The Impact of Electronic Medical Records on Healthcare

Electronic medical records offer health care professionals unlimited and unprecedented access to all aspects of your health history, which can prove invaluable during a hospital stay. Electronic records are changing efficiency and accuracy of health care services.
  1. Identification

    • Electronic medical records are digital versions of the numerous paper forms that follow patients through their lives from doctor to doctor or during hospital stays. Often, paper records grow to several inches deep; to find information within paper records, you must search manually, which is difficult and slow.

    Types

    • Basic electronic medical record systems are comprised of four categories: prescription orders, test orders, test and imaging results and physician and nursing staff notes.

    Effects

    • Practitioners using an electronic medical records system have all patient information at their fingertips, via handheld electronic devices or laptop computers, thus instant availability of a patient's health history. They can make changes to patients' records---a change in prescription or addition to a patient's regimen---that take effect immediately.

    Impact

    • The main result of electronic medical records is faster health care decisions on the part of the physician, and faster implementation of those decisions by support staff.

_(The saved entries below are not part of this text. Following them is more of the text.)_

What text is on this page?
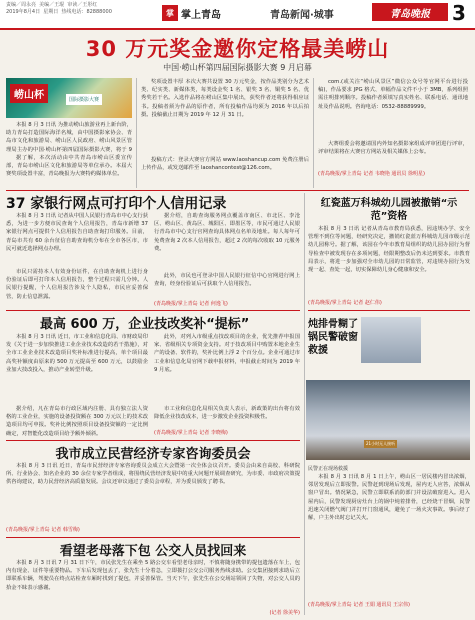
责编／周永亮  美编／王琨  审读／王彤红
2019年8月4日  星期日  热线电话：82888000	掌 掌上青岛	青岛新闻·城事	青岛晚报	3
30 万元奖金邀你定格最美崂山
中国·崂山杯第四届国际摄影大赛 9 月启幕
崂山杯	国际摄影大赛
本报 8 月 3 日讯 为推动崂山旅游业再上新台阶，助力青岛打造国际海洋名城，由中国摄影家协会、青岛市文化和旅游局、崂山区人民政府、崂山风景区管理局主办的中国·崂山杯第四届国际摄影大赛，将于 9
据了解，本次活动由中共青岛市崂山区委宣传部，青岛市崂山区文化和旅游局等单位承办。本届大赛奖项设置丰富，青岛晚报为大赛特约媒体单位。
奖项设置丰厚 本次大赛共设置 30 万元奖金，按作品类别分为艺术类、纪实类、新媒体类，每类设金奖 1 名、银奖 3 名、铜奖 5 名、优秀奖若干名。入选作品将在崂山区集中展出，获奖作者还将获得相应证书。投稿者须为作品的原作者，所有投稿作品均须为 2016 年以后拍摄。投稿截止日期为 2019 年 12 月 31 日。
投稿方式：登录大赛官方网站 www.laoshancup.com 免费注册后上传作品，或发送邮件至 laoshancontest@126.com。
com.(或关注“崂山风景区”微信公众号等官网平台进行投稿)，作品要求 JPG 格式、单幅作品文件不小于 3MB，系列组照需注明排列顺序。投稿作者须填写真实姓名、联系电话、通讯地址及作品说明。咨询电话：0532-88889999。
大赛组委会将邀请国内外知名摄影家组成评审团进行评审，评审结果将在大赛官方网站及相关媒体上公布。
(青岛晚报/掌上青岛 记者 韦晓艳 通讯员 徐明星)
37 家银行网点可打印个人信用记录
本报 8 月 3 日讯 记者从中国人民银行青岛市中心支行获悉，为进一步方便市民查询个人信用报告，青岛市新增 37 家银行网点可提供个人信用报告自助查询打印服务。目前，青岛市共有 60 余台征信自助查询机分布在全市各区市，市民可就近选择网点办理。
市民只需持本人有效身份证件，在自助查询机上进行身份验证后即可打印本人信用报告，整个过程只需几分钟。人民银行提醒，个人信用报告涉及个人隐私，市民应妥善保管，防止信息泄露。
据介绍，自助查询服务网点覆盖市南区、市北区、李沧区、崂山区、黄岛区、城阳区、即墨区等，市民可通过人民银行青岛市中心支行官网查询具体网点名单及地址。每人每年可免费查询 2 次本人信用报告，超过 2 次的每次收取 10 元服务费。
此外，市民也可登录中国人民银行征信中心官网进行网上查询，经身份验证后可获取个人信用报告。
(青岛晚报/掌上青岛 记者 何逸飞)
红瓷蓝万科城幼儿园被撤销“示范”资格
本报 8 月 3 日讯 记者从青岛市教育局获悉，因违规办学、安全管理不到位等问题，经研究决定，撤销红瓷蓝万科城幼儿园市级示范幼儿园称号。据了解，该园在今年市教育局组织的幼儿园办园行为督导检查中被发现存在多项问题，经限期整改后仍未达到要求。市教育局表示，将进一步加强对全市幼儿园的日常监管，对违规办园行为发现一起、查处一起，切实保障幼儿身心健康和安全。
(青岛晚报/掌上青岛 记者 赵仁伟)
最高 600 万，企业技改奖补“提标”
本报 8 月 3 日讯 近日，市工业和信息化局、市财政局印发《关于进一步加快推进工业企业技术改造的若干措施》，对全市工业企业技术改造项目奖补标准进行提高，单个项目最高奖补额度由原来的 500 万元提高至 600 万元，以鼓励企业加大技改投入，推动产业转型升级。
据介绍，凡在青岛市行政区域内注册、具有独立法人资格的工业企业，实施的设备投资额在 300 万元以上的技术改造项目均可申报。奖补比例按照项目设备投资额的一定比例确定，对智能化改造项目给予额外倾斜。
此外，对列入市级重点技改项目的企业，优先推荐申报国家、省级相关专项资金支持。对于技改项目中购置本地企业生产的设备、软件的，奖补比例上浮 2 个百分点。企业可通过市工业和信息化局官网下载申报材料，申报截止时间为 2019 年 9 月底。
市工业和信息化局相关负责人表示，新政策的出台将有效降低企业技改成本，进一步激发企业投资积极性。
(青岛晚报/掌上青岛 记者 李晓梅)
炖排骨糊了锅民警破窗救援
21小时无人接听
民警正在现场救援
本报 8 月 3 日讯 8 月 1 日上午，崂山区一居民楼内冒出浓烟，邻居发现后立即报警。民警赶到现场后发现，屋内无人应答，浓烟从窗户冒出。情况紧急，民警立即联系消防部门并设法破窗进入。进入屋内后，民警发现厨房灶台上的锅中炖着排骨，已经烧干冒烟，民警迅速关闭燃气阀门并打开门窗通风，避免了一场火灾事故。事后经了解，户主外出时忘记关火。
(青岛晚报/掌上青岛 记者 王娟 通讯员 王宗伟)
我市成立民营经济专家咨询委员会
本报 8 月 3 日讯 近日，青岛市民营经济专家咨询委员会成立大会暨第一次全体会议召开。委员会由来自高校、科研院所、行业协会、知名企业的 30 余位专家学者组成，将围绕民营经济发展中的重大问题开展调查研究，为市委、市政府决策提供咨询建议，助力民营经济高质量发展。会议还审议通过了委员会章程，并为委员颁发了聘书。
(青岛晚报/掌上青岛 记者 韩雪梅)
看望老母落下包 公交人员找回来
本报 8 月 3 日讯 7 月 31 日下午，市民张先生在乘坐 5 路公交车看望老母亲时，不慎将随身携带的提包遗落在车上，包内有现金、证件等重要物品。下车后发现包丢了，张先生十分着急，立即拨打公交公司服务热线求助。公交集团接到求助后立即联系车辆，驾驶员在终点站检查车厢时找到了提包，并妥善保管。当天下午，张先生在公交场站领回了失物，对公交人员的拾金不昧表示感谢。
(记者 徐美华)
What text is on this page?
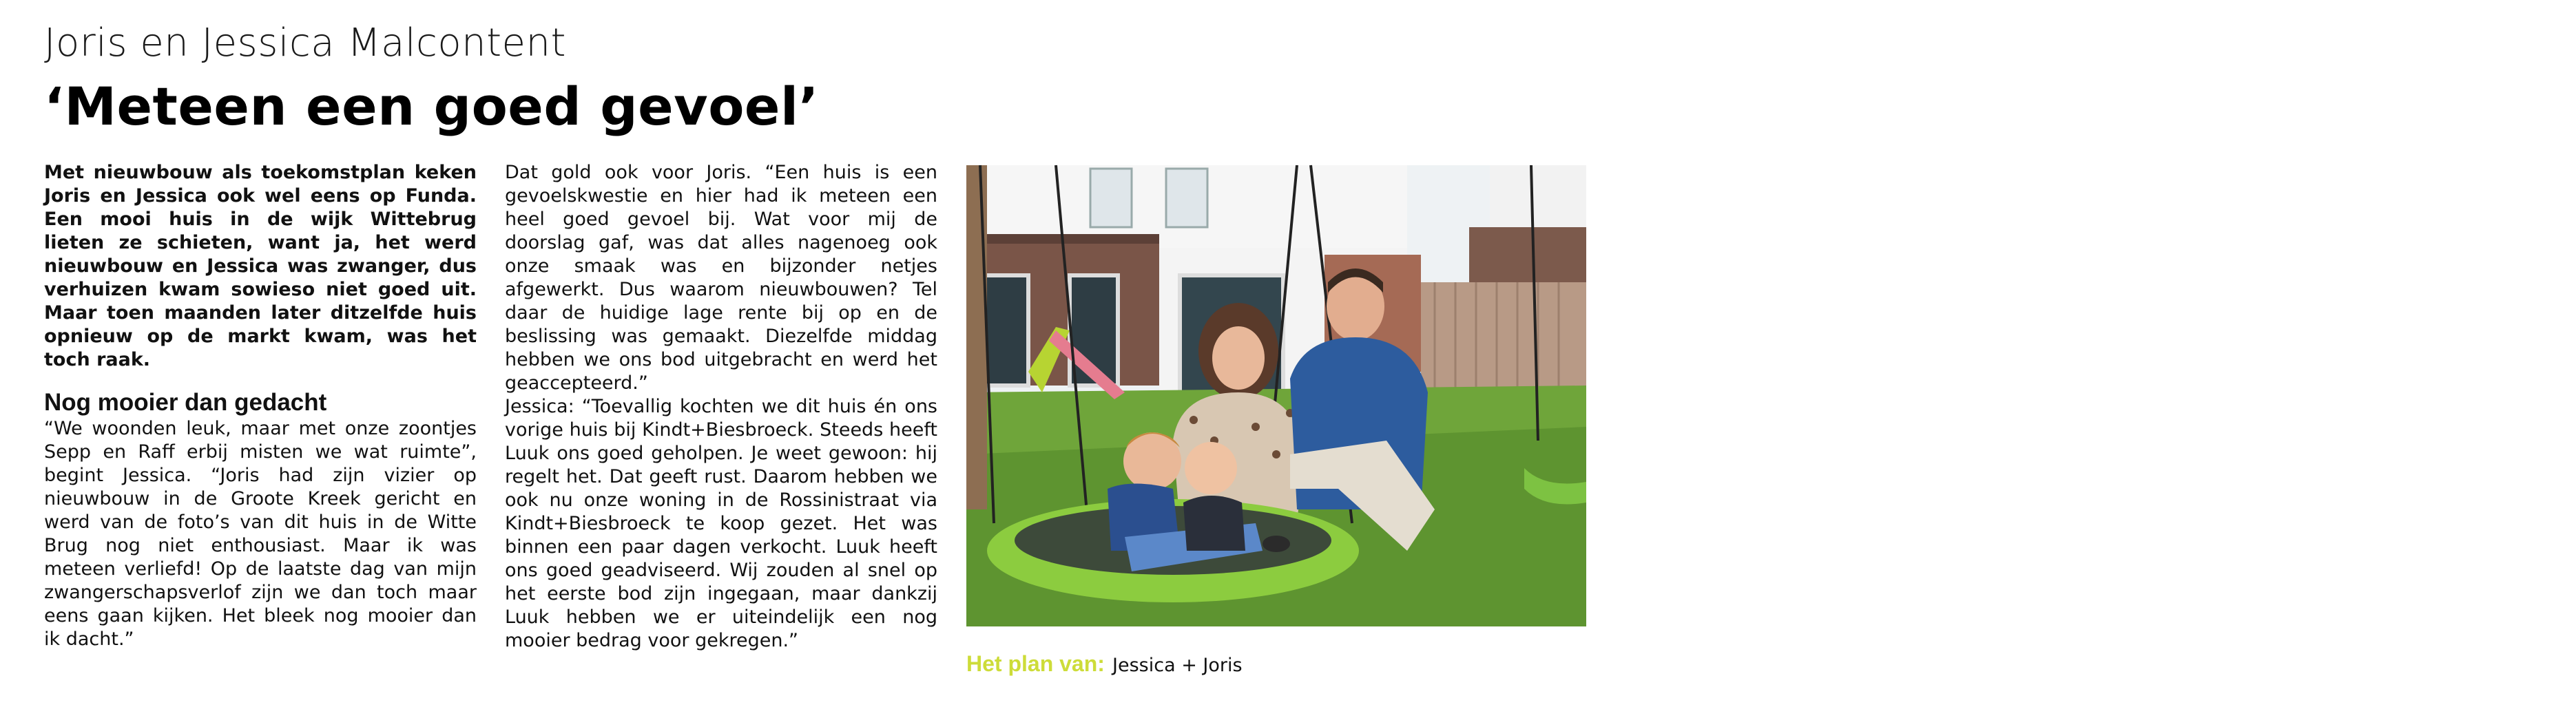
Joris en Jessica Malcontent
‘Meteen een goed gevoel’

Met nieuwbouw als toekomstplan keken Joris en Jessica ook wel eens op Funda. Een mooi huis in de wijk Wittebrug lieten ze schieten, want ja, het werd nieuwbouw en Jessica was zwanger, dus verhuizen kwam sowieso niet goed uit. Maar toen maanden later ditzelfde huis opnieuw op de markt kwam, was het toch raak.

Nog mooier dan gedacht

“We woonden leuk, maar met onze zoontjes Sepp en Raff erbij misten we wat ruimte”, begint Jessica. “Joris had zijn vizier op nieuwbouw in de Groote Kreek gericht en werd van de foto’s van dit huis in de Witte Brug nog niet enthousiast. Maar ik was meteen verliefd! Op de laatste dag van mijn zwangerschapsverlof zijn we dan toch maar eens gaan kijken. Het bleek nog mooier dan ik dacht.”

Dat gold ook voor Joris. “Een huis is een gevoelskwestie en hier had ik meteen een heel goed gevoel bij. Wat voor mij de doorslag gaf, was dat alles nagenoeg ook onze smaak was en bijzonder netjes afgewerkt. Dus waarom nieuwbouwen? Tel daar de huidige lage rente bij op en de beslissing was gemaakt. Diezelfde middag hebben we ons bod uitgebracht en werd het geaccepteerd.”

Jessica: “Toevallig kochten we dit huis én ons vorige huis bij Kindt+Biesbroeck. Steeds heeft Luuk ons goed geholpen. Je weet gewoon: hij regelt het. Dat geeft rust. Daarom hebben we ook nu onze woning in de Rossinistraat via Kindt+Biesbroeck te koop gezet. Het was binnen een paar dagen verkocht. Luuk heeft ons goed geadviseerd. Wij zouden al snel op het eerste bod zijn ingegaan, maar dankzij Luuk hebben we er uiteindelijk een nog mooier bedrag voor gekregen.”	Foto: Kim de Bodt
Het plan van: Jessica + Joris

Electronic records also result in higher accuracy in prescriptions and treatments.

    Safety

    • Electronic medical records can positively impact hospital mortality rates. One reason is that electronic records contain information on medication interactions and conflicts and allergies for patients. According to e-MDs.com, depending on the electronic system used, prescribing physicians will be automatically alerted to any potential adverse reactions for the patient. If the system detects no problems based on the records, the software will send the prescription to a pharmacy for fulfillment.

    Acceptance

    • About 39 percent of physicians who responded to a 2008 survey conducted by the Centers for Disease Control use electronic health records systems. This is up from about 30 percent in 2006.